Are you ready to rumble?
 
Diese einfache aber wirkungsvolle Logik steht hinter der Idee des
Gebührenboykotts, welche im Übergang vom Sommersemester 2007 zum
Wintersemester 2007/08 zum ersten Mal in Hessen und damit auch in
Marburg umgesetzt werden sollte. Die Organisation der Boykottierenden
erfolgte, indem die Zahlungen von 500 Euro nicht an die Uni sondern an
ein anwaltlich betreutes Treuhandkonto gingen – alle Einzahlenden wurde
als boykottwillig gewertet. Das Sicherheitsbedürfnis der Studierenden
sollte auch nicht zu kurz kommen: Erst wenn sich an einem Stichtag (in
Marburg der 20.08.07) eine Mindestzahl von Studierenden finden würde (in
Marburg in einer Vollversammlung auf 4000 festgesetzt) würde so ein
Boykott überhaupt durchgeführt werden – andernfalls ginge das Geld an
die Uni. Niemals würde sich die Universität erlauben, eine so große Zahl
Studierender einfach hinauszuwerfen. Die Studierenden, die sich
Studiengebühren gar nicht leisten können (also keine 500 Euro haben),
sollten auf der Welle derjenigen mitschwimmen, die sich zwar 500 Euro
Studiengebühren gerade noch einmal leisten konnten, aber es aus sozial-
und bildungspolitischen Gründen bewusst nicht tun.
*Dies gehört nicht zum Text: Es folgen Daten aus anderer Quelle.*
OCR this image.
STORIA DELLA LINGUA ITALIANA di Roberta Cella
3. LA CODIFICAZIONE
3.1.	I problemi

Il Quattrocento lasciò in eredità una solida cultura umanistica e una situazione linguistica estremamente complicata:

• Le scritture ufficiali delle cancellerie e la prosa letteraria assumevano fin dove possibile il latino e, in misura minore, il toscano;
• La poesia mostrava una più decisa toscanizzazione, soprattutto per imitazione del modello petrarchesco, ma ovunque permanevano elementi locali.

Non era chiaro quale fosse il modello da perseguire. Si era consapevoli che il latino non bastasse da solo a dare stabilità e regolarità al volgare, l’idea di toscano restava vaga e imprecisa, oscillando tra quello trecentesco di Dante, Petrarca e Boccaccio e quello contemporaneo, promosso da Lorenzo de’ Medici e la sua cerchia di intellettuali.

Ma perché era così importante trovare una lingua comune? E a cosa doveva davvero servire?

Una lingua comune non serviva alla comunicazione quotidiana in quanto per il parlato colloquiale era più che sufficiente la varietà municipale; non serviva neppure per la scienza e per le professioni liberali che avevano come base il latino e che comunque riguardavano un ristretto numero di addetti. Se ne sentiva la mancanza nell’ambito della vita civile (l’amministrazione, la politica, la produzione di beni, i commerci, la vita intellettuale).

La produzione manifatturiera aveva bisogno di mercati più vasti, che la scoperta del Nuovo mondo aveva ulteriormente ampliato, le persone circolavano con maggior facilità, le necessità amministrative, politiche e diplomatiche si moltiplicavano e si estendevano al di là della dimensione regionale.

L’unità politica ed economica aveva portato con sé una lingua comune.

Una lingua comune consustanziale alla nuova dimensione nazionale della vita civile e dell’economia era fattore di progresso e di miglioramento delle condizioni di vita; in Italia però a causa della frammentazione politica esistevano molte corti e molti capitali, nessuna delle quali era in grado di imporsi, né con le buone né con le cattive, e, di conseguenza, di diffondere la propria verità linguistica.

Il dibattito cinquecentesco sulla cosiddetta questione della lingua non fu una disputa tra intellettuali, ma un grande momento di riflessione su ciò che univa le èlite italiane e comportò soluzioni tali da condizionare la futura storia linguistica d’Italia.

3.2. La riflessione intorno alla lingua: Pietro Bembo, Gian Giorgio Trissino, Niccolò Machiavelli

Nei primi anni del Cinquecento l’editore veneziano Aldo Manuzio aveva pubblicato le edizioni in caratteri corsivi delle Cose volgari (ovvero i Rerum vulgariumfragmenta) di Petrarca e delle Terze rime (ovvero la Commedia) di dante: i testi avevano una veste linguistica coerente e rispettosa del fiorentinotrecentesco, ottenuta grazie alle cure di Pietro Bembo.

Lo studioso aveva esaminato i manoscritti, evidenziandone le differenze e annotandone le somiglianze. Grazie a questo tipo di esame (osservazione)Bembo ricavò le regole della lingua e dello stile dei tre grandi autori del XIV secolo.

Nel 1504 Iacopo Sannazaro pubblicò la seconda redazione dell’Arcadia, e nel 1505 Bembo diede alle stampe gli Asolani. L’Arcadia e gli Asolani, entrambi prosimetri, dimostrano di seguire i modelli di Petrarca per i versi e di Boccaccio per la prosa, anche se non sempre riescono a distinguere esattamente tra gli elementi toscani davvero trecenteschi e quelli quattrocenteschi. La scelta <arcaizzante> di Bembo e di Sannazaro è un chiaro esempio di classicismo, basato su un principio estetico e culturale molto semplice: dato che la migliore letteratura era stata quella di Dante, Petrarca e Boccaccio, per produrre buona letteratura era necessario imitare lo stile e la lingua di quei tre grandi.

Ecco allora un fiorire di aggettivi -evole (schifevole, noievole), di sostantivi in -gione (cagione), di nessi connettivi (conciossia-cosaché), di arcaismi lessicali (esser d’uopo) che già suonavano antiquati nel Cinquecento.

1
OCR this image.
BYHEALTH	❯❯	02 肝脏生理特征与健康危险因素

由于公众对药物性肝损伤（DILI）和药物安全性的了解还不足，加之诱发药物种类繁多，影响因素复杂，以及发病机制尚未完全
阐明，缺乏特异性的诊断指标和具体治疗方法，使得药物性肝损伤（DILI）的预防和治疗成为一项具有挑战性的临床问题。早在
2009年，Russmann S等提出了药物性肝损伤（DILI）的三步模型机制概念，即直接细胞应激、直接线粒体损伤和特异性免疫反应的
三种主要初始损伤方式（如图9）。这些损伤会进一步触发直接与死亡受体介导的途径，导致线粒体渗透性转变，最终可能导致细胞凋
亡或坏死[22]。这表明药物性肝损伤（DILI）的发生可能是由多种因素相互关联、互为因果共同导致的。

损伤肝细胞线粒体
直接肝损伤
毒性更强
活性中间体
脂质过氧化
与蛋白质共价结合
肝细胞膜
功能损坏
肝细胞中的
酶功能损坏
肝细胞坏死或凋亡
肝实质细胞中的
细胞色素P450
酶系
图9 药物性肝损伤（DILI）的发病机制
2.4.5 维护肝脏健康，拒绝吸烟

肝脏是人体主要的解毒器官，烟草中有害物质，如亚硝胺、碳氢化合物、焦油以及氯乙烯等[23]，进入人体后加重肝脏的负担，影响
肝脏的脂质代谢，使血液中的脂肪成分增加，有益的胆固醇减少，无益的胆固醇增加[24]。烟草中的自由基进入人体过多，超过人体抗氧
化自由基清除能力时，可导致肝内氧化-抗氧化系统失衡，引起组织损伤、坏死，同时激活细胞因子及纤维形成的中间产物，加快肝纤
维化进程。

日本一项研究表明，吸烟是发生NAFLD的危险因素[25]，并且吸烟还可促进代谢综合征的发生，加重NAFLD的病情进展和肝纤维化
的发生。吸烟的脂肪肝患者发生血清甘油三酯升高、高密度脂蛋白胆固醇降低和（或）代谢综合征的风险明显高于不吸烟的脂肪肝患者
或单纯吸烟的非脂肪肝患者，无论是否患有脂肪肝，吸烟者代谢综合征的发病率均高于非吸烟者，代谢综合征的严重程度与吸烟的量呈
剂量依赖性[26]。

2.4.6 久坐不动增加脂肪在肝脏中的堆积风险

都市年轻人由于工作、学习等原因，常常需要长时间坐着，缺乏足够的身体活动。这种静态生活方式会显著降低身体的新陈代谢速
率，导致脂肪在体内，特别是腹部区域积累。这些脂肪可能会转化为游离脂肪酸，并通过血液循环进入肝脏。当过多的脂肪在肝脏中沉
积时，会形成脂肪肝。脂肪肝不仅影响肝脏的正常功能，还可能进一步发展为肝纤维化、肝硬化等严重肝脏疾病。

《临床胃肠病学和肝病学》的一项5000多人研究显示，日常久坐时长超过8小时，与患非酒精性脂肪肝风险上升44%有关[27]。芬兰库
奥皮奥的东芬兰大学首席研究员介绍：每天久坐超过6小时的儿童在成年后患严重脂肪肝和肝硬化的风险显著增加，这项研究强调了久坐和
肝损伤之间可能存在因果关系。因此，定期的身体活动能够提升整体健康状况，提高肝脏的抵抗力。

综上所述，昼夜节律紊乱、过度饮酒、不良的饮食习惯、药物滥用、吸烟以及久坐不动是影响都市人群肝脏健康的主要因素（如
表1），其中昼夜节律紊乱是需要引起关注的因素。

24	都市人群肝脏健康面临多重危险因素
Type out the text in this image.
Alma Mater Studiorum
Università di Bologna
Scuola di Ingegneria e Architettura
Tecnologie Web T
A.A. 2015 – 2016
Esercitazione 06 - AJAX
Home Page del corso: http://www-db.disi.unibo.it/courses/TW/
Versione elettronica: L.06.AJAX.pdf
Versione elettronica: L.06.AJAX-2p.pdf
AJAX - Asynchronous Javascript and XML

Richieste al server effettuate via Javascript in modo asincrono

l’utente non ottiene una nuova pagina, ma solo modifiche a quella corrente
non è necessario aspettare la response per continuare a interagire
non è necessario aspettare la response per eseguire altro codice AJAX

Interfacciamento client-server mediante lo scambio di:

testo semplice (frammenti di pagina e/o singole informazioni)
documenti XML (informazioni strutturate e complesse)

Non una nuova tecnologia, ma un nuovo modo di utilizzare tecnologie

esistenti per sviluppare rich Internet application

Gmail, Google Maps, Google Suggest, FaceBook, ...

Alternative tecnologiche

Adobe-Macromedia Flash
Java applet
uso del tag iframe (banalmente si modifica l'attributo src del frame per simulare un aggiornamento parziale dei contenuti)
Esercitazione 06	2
Schließlich ist und
war die Forderung: Alle Studierenden sind einzuschreiben, unabhängig von
der Zahlung der Studiengebühren. Oder plakativer ausgedrückt: Freie
Bildung für alle!
 
Ausgezählt
 
Am 20.08.2007 brach dann in Marburg der große Tag der Zahlen an: Knapp
800 Studierende hatten auf das anwaltlich betreute Treuhandkonto
überwiesen – die logische Konsequenz: Abbruch des Boykotts. Was sich
erst zu diesem Zeitpunkt herausstellte: Bis zum 20.08. hatten sich laut
Uni-Verwaltung erst 6000 von 18000 Studierenden überhaupt bei der Uni
zurückgemeldet – und von diesen zahlten immerhin 2000 Menschen KEINE
Studiengebühren (um denen, die es ganz genau wissen wollen, entgegen zu
kommen: befreite und beurlaubte Studierende wurden aus dieser Zahl
herausgerechnet) – darunter vermutlich auch die 800 Studis, die am
organisierten Boykott teilgenommen hatten. Zum Stichtag konnte und
wollte also nur von eine Minderheit von 4000 Studierenden die
Studiengebühren bezahlen, dennoch wurde der organisierte Boykott nicht
durchgeführt. Ein „wilder Boykott“ – ohne Treuhandkonto – als
Alternative war in der Kürze der Zeit bis Oktober kaum zu organisieren,
schließlich hatte es für das Erreichen der 800 organisierten
Boykottierenden schon zahlloser Info-Veranstaltungen, Sprechstunden,
Flyer u.v.m. bedurft.
Die Bereitschaft und das Potenzial zum Boykott der Studiengebühren war
also durchaus gegeben, das Verfahren mit dem Treuhandkonto erwies sich
aber aufgrund der simplen Tatsache, dass viele Studierenden bis zum
Stichtag schlicht keine 500 Euro aufbringen konnten, als falsch. (Bis
Mitte September hatten übrigens immer noch knapp 4000 Studierende KEINE
Gebühren an die Uni bezahlt!) Der Boykott in Marburg wurde von der
eigenen Argumentation überrollt, dass die Studierenden, die es sich
leisten können, für diejenigen mit boykottieren sollten, die das Geld
nicht haben. Wenn es jedenfalls noch eines Beweises bedurfte, dass
Studiengebühren unsozial sind, so kann dieser hiermit auch empirisch
belegt werden.
Der massenhafte Ansturm auf die Sozialberatung des AStA, der Rückgang
der Studierendenzahlen (in Marburg: knapp 1000 Studienanfänger_innen
weniger und in der Gesamtheit der Studierenden sogar ein Rückgang von
bis zu 1600 Studierenden im Vergleich zum vorherigen Wintersemester)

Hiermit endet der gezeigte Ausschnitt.